Vice-chancellor, Bowen University
- In office 1st of August, 2018. – 31st July, 2023
- Preceded by: Professor Matthews Ojo
- Succeeded by: Professor Jonathan O. Babalola

Personal details
- Born: 23 July 1967 (age 58) Ibadan
- Alma mater: Ahmadu Bello University
- Occupation: Lecturer, Researcher.
- Profession: Soil Science

= Joshua Olalekan Ogunwole =

Nigerian scientist

Joshua Ogunwole was born in Ibadan on 23 July 1967. He is a Nigerian soil scientist who currently serves as the fifth substantive vice-chancellor of Federal University Oye-Ekiti (FUOYE). He had previously served in the same role as the fourth substantive Vice-Chancellor of Bowen University.

== Education and career ==
Ogunwole has his first, second and third degree from Ahmadu Bello University, Zaria. Between the year 1990 - 1992, he served as manager of Yula farm, Kaduna.

Ogunwole taught in the department of Crop Production and Protection, Federal University, Dutsin-Ma between Dec 2013 - Mar 2016, and served as Director of the University Advancement and Linkages.

He is a Professor of Soil Physics, Department of Soil Science & Land Resource Management, Federal University Oye-Ekiti, until his appointment as a Vice-Chancellor of Bowen University.

== Networks and awards ==
In 2004, Joshua Ogunwole received research merit award for sustainable agriculture, from the Schweisfurth foundation and support Africa international of Germany.

In 2012, at Ahmadu Bello University Zaria, he successfully organized an International Workshop on Soil Physical Processes in West Africa.

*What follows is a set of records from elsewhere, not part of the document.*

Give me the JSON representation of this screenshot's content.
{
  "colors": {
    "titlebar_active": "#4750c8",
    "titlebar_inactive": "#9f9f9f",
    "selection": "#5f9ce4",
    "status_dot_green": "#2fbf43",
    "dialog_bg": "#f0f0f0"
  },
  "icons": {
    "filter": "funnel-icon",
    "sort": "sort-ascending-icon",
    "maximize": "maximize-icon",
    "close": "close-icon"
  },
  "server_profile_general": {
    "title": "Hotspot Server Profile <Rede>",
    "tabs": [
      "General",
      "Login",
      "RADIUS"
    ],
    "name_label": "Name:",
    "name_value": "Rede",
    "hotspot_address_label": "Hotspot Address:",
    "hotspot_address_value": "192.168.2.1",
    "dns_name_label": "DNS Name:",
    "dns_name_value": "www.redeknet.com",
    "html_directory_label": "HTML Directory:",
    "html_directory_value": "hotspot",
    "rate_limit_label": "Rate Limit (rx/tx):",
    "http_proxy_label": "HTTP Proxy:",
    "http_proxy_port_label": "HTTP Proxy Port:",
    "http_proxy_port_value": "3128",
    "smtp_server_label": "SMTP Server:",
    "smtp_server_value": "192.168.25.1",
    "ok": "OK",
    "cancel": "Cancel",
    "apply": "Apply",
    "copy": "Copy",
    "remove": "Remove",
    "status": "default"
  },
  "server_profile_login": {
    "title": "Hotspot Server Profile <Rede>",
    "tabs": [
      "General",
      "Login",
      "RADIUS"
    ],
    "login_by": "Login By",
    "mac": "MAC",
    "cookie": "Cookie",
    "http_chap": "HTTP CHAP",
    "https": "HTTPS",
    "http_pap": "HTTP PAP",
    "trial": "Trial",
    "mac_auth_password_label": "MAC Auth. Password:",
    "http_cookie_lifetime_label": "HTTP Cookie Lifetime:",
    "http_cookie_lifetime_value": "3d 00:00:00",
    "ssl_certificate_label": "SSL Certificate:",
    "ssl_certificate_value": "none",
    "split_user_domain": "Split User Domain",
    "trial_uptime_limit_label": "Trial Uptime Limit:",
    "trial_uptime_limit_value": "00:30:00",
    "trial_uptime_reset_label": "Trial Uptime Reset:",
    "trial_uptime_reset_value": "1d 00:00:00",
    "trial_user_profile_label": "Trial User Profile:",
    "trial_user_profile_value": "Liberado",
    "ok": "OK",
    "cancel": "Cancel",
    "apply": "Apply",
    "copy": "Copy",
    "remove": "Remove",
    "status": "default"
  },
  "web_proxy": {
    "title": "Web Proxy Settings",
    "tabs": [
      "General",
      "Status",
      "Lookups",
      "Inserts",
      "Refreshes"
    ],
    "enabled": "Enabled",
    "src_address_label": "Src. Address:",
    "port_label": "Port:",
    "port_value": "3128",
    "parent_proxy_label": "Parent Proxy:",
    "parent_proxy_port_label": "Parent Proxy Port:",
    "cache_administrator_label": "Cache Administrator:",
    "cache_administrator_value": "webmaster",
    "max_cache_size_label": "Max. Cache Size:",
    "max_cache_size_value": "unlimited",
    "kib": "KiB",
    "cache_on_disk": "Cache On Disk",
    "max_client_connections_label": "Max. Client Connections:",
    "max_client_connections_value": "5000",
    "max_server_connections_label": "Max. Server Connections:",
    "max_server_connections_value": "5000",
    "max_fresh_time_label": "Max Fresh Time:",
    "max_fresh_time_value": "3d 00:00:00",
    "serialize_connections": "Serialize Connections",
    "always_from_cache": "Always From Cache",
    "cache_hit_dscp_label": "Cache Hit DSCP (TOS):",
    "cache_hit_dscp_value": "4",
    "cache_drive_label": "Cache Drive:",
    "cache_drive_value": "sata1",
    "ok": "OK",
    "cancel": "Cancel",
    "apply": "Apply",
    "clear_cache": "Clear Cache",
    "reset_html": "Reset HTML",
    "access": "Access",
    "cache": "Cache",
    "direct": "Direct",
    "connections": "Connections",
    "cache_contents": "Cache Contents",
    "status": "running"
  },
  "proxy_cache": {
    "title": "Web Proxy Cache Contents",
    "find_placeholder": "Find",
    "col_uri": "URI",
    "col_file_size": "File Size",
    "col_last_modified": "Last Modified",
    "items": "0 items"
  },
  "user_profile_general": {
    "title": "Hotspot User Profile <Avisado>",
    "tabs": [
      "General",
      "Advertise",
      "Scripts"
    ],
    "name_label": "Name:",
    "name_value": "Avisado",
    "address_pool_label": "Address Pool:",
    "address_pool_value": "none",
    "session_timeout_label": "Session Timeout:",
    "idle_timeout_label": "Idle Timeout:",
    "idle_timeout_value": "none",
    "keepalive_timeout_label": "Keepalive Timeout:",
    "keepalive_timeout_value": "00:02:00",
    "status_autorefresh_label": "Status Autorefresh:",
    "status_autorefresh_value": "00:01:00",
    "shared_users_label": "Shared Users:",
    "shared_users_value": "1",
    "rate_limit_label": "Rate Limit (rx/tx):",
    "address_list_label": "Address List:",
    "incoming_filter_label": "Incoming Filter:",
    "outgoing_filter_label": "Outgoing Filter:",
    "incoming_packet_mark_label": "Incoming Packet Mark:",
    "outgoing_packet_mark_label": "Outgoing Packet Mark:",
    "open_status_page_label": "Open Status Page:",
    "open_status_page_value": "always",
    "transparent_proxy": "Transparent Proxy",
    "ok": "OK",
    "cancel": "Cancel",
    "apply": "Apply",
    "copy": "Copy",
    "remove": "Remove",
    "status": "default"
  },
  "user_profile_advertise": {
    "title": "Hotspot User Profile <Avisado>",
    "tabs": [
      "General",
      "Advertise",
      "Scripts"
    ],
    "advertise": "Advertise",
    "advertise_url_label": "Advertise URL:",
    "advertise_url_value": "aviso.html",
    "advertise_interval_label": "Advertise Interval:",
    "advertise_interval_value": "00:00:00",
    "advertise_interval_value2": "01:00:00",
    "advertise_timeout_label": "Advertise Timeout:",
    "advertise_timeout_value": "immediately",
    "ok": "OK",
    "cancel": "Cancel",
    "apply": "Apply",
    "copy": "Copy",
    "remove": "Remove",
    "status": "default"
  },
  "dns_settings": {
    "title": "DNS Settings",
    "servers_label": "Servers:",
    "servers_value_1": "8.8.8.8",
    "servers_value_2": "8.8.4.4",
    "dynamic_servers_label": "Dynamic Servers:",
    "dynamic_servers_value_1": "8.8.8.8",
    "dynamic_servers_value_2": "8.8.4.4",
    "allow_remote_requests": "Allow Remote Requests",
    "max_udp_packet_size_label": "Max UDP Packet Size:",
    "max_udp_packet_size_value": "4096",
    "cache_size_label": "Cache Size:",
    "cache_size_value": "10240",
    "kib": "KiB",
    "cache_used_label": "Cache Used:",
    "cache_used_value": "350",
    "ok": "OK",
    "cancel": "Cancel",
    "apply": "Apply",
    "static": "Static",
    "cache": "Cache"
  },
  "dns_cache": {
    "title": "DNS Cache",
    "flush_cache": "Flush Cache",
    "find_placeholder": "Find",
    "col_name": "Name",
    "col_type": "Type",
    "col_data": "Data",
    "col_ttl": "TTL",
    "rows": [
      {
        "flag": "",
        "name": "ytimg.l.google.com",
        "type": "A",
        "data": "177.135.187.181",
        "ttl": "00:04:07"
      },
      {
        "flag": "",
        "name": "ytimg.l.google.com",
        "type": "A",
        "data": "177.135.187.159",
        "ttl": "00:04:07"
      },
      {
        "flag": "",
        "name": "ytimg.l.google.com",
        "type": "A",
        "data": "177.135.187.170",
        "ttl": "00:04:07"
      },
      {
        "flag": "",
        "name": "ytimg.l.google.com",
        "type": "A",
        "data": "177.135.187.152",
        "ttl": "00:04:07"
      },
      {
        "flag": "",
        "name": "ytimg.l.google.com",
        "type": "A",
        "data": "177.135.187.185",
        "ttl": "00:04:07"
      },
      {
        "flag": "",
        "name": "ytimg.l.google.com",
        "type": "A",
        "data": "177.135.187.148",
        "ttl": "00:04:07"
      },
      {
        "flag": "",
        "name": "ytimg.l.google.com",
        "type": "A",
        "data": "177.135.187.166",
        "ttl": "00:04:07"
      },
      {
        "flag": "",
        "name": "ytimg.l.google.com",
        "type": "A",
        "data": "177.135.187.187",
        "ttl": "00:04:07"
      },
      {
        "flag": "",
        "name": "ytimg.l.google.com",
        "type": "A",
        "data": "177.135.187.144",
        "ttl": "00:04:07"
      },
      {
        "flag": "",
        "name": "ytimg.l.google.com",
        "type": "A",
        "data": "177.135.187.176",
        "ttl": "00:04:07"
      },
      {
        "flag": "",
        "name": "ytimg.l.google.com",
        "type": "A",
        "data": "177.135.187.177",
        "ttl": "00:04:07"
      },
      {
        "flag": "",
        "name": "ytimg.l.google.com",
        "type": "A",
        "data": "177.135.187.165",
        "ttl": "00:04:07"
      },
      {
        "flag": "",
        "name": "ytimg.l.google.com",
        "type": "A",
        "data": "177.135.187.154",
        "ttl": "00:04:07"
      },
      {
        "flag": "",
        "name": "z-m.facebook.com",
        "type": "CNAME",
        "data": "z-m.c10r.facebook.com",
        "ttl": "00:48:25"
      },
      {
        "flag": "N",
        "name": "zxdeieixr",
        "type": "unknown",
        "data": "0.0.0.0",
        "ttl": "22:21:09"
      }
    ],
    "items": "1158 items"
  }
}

Ogunwole was admitted to the College of Research Associates of the United Nations University – Institute for Natural Resources for Africa in 2015. He is a member of soil science society Nigeria.

== Projects ==
Projects include:
- Tracking the fate of pulse-labeled carbon and nitrogen in Pearl Millet residues, freshly incorporated, into soils
- Evaluation of Maize-Desmodium-Soybean Cropping Effect on Soil Quality and Crop Yields in an Alfisols of Northern Guinea Savanna, Nigeria (which he researched with other six professors).
- He is also one of the eight collaborators on the research project titled Soil properties Characterisation.

== Research papers and articles ==
Joshua Ogunwole had written over 60 research paper and article, notable among them are:
- contribution of Jatropha curcas to soil quality improvement in a degraded Indian entisol.
- Soil organic carbon, nitrogen and phosphorus distribution in stable aggregate of an Ultisol under contrasting land use and management history.